For Conoil, the transaction represents something more profound than asset shuffling. It is the validation of an indigenous oil company’s ability to operate, produce, and partner at scale. That validation was already underway in 2024, when Conoil achieved a landmark breakthrough: the successful production and export of Obodo crude, a new Nigerian crude blend from its onshore acreage.

In a country where new crude streams have become rare, Obodo’s emergence signalled operational maturity. More importantly, it shifted Conoil from being perceived primarily as a downstream and marginal upstream player into a full-spectrum producer with export-grade assets.

The commercial impact was immediate. Obodo crude enhanced Conoil’s revenue profile, strengthened cash flows, and materially improved the company’s asset valuation.

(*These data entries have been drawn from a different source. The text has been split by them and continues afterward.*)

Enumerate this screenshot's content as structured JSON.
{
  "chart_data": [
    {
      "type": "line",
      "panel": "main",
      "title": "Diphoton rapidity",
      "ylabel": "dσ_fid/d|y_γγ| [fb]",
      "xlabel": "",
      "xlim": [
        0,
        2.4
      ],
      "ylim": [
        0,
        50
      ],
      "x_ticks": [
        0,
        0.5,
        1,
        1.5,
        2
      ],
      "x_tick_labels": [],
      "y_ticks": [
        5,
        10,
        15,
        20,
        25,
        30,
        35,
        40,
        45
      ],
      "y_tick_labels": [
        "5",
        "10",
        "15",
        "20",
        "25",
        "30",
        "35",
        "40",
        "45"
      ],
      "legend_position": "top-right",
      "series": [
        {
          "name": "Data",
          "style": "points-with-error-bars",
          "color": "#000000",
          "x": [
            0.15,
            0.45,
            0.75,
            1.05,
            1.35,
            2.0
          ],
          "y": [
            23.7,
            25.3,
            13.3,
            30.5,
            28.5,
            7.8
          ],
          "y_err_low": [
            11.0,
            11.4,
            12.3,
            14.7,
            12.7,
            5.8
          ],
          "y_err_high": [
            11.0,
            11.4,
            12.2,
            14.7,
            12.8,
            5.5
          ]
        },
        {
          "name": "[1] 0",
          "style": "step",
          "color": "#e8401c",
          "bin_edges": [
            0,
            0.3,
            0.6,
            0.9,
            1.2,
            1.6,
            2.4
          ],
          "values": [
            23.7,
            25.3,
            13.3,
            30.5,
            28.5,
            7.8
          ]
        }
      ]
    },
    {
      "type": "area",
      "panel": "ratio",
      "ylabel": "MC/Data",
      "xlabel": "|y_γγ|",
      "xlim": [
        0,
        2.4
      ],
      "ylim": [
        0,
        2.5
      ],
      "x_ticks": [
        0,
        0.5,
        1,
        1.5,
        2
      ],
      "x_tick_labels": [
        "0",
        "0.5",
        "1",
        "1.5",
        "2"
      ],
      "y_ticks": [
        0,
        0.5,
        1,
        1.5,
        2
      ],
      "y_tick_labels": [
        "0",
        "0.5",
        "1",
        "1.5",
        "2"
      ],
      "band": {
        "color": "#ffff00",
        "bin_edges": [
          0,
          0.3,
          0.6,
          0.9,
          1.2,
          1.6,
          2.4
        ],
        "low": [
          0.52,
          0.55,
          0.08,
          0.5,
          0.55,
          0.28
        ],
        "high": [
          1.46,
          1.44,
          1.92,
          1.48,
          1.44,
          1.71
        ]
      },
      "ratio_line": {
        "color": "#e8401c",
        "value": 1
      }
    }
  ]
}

For Mike Adenuga, Obodo represented something else entirely: oil income with scale and durability. Producing crude shifts wealth from theoretical to realised. It is the difference between potential and proof.

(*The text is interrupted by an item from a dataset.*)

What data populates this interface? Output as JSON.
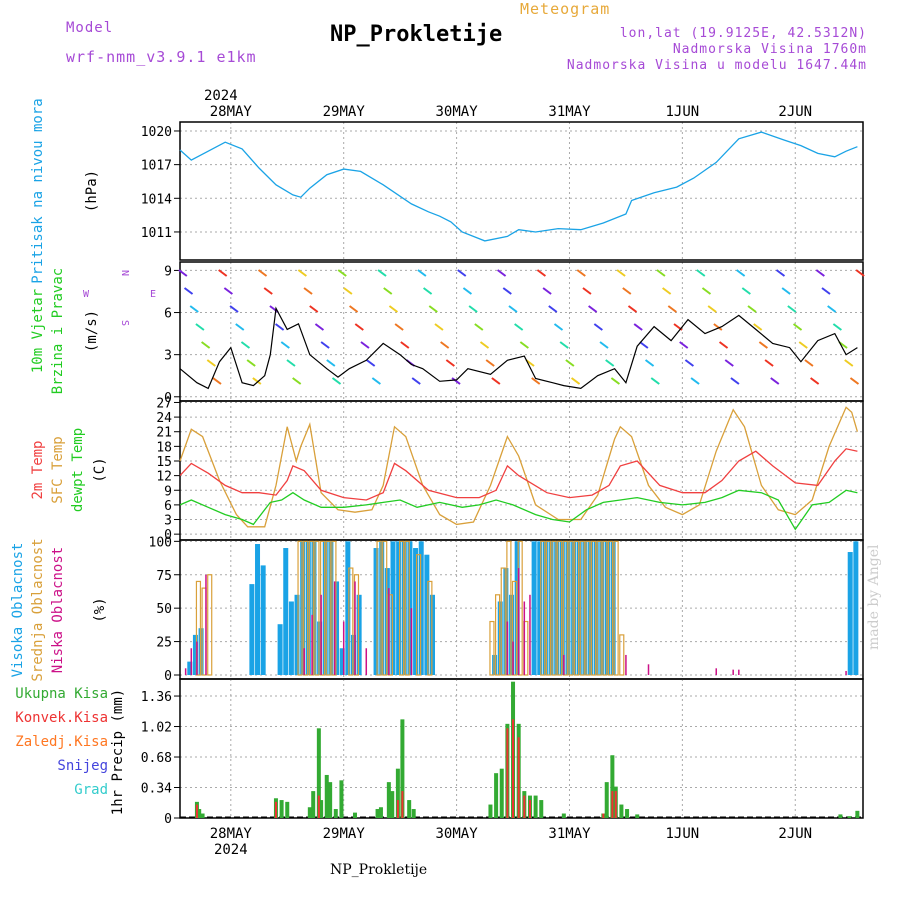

That momentum was reinforced by Conoil’s acquisition of a new drilling rig, a move that underscored its intent to control not just resources, but execution. In an industry where rig availability often dictates production timelines, owning modern drilling capacity gives Conoil a strategic advantage lowering costs, reducing dependency, and accelerating development cycles. It also enhances the company’s bargaining power in partnerships such as the one with TotalEnergies.

Taken together, the Obodo crude success, the rig acquisition, and the TotalEnergies transaction, these moves materially expand Conoil’s enterprise value. While private company valuations remain opaque, upstream assets with proven production, infrastructure control, and international partnerships typically command significant multiple expansion. For Adenuga, all of these represents a stabilising and appreciating pillar of wealth.

As The Boss Newspapers honours Mike Adenuga as Boss of the Year 2025, the recognition lands at a moment when his oil ambitions are no longer peripheral to his legacy. They are central. In Obodo crude, in steel rigs, and in carefully negotiated partnerships, Adenuga is shaping a version of Nigerian capitalism that privileges patience, scale, and execution over spectacle.

In the end, the most powerful statement of wealth is not net worth rankings or headlines. It is the ability to convert strategy into assets, assets into production, and production into national relevance. On that score, the Conoil–TotalEnergies deal may well stand as one of the most consequential chapters in Mike Adenuga’s business story and in Nigeria’s evolving oil future.